Но следует отметить, телефонировал Григорий Иванович исключительно вовремя. Макс успел с утра переделать множество неотложных и первоочередных дел. Их набралось неожиданно много, куда больше, чем мог заранее предположить. А перед самым звонком из Наркомата Кравцов закончил разговор с молодым лингвистом из университета, Александром Ивановичем Смирницким[53], договорившись с ним о переводе на русский язык крайне поучительной книги английского контрразведчика Фердинанда Тохая «Секретная служба». Книжку эту привез из-за границы один из питерских морских инженеров, и она Максу весьма понравилась. Разговаривая же теперь со Смирницким, он подумал, что, в принципе, особую группу перевода – хотя бы с основных европейских языков – следует завести и в Управлении, точно так же, как и свое, пусть и маленькое, издательство. Обговорили гонорар, стали прощаться, тут и образовался звонок из Наркомата.
– Здравствуй, Макс Давыдович! – пробасил в трубку Котовский. – Как живешь, не спрашиваю, знаю, видел. Жена красавица, и сам не дурак.

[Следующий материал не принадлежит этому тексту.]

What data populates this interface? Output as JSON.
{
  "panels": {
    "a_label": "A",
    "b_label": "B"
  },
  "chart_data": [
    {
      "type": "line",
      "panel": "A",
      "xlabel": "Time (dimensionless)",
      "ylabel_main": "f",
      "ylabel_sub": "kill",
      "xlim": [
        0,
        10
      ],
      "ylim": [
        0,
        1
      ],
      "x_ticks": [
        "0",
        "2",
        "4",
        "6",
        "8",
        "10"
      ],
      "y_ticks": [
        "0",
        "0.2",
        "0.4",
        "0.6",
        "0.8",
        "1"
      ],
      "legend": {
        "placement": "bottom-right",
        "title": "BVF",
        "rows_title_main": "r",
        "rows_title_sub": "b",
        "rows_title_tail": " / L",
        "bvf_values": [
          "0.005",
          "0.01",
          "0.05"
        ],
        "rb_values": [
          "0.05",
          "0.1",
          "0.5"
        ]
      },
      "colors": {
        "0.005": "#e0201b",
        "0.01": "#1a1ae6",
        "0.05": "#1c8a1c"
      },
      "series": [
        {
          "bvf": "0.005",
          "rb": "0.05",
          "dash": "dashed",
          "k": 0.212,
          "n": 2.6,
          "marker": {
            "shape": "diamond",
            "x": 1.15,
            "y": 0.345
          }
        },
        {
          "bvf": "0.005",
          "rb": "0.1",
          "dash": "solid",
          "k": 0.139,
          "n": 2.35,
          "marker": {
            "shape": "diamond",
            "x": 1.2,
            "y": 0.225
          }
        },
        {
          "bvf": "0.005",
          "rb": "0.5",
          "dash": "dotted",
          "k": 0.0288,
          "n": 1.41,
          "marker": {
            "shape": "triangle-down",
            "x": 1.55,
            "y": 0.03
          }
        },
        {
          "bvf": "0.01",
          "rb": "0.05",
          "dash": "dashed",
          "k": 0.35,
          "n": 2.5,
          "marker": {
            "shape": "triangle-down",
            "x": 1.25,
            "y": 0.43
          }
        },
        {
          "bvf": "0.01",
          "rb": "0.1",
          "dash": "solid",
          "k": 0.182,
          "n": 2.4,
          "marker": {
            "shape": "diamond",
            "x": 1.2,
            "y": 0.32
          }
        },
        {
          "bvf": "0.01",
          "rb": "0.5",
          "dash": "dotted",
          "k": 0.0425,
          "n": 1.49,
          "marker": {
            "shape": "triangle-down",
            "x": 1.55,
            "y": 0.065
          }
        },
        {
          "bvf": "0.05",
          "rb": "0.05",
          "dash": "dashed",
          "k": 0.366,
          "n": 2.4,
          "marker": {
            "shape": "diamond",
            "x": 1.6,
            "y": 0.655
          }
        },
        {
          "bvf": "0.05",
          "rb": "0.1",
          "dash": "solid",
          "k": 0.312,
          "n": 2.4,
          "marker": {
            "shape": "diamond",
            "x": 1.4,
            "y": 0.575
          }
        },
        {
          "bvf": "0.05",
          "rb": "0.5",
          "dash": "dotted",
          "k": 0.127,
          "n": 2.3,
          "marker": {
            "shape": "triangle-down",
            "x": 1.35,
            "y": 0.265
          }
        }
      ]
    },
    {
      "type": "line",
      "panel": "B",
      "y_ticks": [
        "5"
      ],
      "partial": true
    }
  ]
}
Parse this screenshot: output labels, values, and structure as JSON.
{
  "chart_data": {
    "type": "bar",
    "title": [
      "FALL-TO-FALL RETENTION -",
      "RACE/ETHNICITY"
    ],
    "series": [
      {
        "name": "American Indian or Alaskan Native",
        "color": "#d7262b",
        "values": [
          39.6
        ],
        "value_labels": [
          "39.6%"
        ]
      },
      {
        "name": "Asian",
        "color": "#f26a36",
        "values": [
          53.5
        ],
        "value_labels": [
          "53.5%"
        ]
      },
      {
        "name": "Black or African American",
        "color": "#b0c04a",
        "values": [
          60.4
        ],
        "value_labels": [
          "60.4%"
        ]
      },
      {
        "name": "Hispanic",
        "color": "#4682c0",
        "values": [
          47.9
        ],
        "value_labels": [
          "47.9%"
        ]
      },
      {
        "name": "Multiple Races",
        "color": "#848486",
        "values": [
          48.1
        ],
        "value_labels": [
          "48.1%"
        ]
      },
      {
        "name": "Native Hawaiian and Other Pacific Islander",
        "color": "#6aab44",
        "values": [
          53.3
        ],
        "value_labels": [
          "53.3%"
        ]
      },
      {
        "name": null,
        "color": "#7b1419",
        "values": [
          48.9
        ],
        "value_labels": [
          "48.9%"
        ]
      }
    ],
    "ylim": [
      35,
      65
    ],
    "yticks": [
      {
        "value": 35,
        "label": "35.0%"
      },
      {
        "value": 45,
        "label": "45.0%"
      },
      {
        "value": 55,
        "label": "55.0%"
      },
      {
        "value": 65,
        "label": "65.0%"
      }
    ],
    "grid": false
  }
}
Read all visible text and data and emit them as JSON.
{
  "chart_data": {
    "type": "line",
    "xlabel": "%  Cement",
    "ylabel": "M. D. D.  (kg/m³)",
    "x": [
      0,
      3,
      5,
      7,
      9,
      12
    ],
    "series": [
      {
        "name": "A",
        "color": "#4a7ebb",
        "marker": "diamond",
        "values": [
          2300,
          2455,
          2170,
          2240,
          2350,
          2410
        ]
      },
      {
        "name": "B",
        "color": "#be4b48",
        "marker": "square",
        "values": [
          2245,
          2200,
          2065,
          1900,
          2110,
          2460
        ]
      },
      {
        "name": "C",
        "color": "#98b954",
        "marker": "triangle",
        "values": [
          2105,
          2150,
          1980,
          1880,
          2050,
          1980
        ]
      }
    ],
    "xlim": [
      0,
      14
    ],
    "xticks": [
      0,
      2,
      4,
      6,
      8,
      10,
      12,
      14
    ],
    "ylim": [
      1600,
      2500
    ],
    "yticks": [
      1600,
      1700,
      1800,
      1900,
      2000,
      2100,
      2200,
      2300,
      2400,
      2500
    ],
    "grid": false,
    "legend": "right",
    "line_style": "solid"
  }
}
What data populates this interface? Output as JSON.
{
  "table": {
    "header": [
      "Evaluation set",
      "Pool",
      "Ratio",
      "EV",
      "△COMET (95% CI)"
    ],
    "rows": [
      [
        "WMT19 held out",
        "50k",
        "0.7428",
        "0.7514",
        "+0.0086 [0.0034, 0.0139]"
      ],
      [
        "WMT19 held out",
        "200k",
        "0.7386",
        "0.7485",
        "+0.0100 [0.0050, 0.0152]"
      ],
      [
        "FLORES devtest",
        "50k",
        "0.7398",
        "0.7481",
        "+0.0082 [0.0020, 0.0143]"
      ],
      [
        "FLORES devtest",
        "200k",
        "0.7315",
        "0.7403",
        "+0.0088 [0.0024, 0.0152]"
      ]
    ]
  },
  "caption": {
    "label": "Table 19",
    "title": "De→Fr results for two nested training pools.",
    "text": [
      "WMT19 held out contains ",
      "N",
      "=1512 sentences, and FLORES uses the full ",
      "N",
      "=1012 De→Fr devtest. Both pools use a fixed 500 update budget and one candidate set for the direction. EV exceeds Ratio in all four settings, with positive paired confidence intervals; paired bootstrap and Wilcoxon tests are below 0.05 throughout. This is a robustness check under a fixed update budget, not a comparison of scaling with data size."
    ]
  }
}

То есть все путем.
– Здравствуй, Григорий Иванович. – Кравцов не помнил, чтобы они с Котовским переходили на «ты», но устраивать истерику из-за такой малости не собирался. – Если ждешь «спасибо», не скажу.
– Зачем обижаешь? Я от всей души! Узнал, что мой любимый комдив живет в пустой квартире, ну и посодействовал. Тем более я же твоей жены еще ни разу не видел.
«Вот ведь козел! В одной фразе два намека, но ничего вроде бы и не сказано».
– Увидел?
– Да, упаси господи! – рассмеялся на другом конце провода Котовский, поспешивший свернуть все на шутку. – Других баб, что ли, нет?! Меня уже один ревнивец чуть до смерти не застрелил, оно мне надо?!
– Ты что, действительно спутался с женой Майорчика?
– Давай, Макс Давыдович, встретимся тет-а-тет, как говорят у нас в Одессе, и за все поговорим. На этом проводе ушей больше, чем надо. Так мне кажется. А тебе?
– Приезжай, если хочешь, – предложил Макс.
– Так у тебя, небось, кроме чая ничего и нет! Давай ты ко мне! Я тебя таким коньяком днестровским напою, пальчики оближешь!
– В Наркомат? – уточнил Кравцов.
– А куда же еще! Только ты ничего такого не думай, Макс Давыдович! Я человек не гордый, не на поклон едешь. В гости. Посидим, выпьем, поговорим за жизнь…
– Вот скажи, Макс Давыдович, сколько надсмотрщиков нужно, чтобы народ не баловал?
– А что вдруг? – Макс сидел у Котовского уже больше часа, и первые пол-литра под прошлогодние украинские яблоки и туркестанские урюк и кишмиш ушли легко и просто, словно чай. За разговором ушли. За непринужденной по виду беседой. За воспоминаниями о «безобидных пустяках». Кравцов, однако, не заблуждался: Котовский его не потрепаться зазвал.
– Да, понимаешь, мало, что ГПУ бдит, так теперь и твои хлопцы жизни не дают.
– Я на Управлении пятый день, а до того, как и ты, строевым командиром был. Рассказать тебе, Григорий Иванович, о морских силах Балтийского моря? Это я запросто, только попроси! А если случились непонятки с Управлением, будь добр, товарищ замнаркома, разъясни, в чем проблема. Будем думать.
– Эк загнул! Выпьем! – Котовский откупорил вторую бутылку и разлил золотистый пахучий напиток по стаканам. – Ну, за коммунизм! Чтоб нам, в том коммунизме жить довелось!
– За Коммуну!
Вспомнился отчего-то еще не снятый в этом мире – да и снимут ли когда-нибудь? – «Подвиг разведчика».
«За нашу победу! – кивнул мысленно Кравцов, опрокидывая коньяк в рот. – За Коммуну!»
– Украинская ЧК, – Котовский вытер губы тыльной стороной ладони и потянулся за папиросами, отчего и Макс вдруг остро захотел курить, – поставила уполномоченным по Молдавии Леню Заковского. Помнишь Леню?
– Григорий Иванович, ну, что ты несешь, прости господи! – Кравцов выбил над бронзовой пепельницей свою видавшую виды английскую трубку и сунул щепоть в кисет за табаком. – Откуда мне знать твоего Заковского? Я же не чекист, да и на Украине давно не был.
Он аккуратно – даже несколько излишне методично – начал набивать трубку. Алкоголь брал свое, следовало усилить контроль.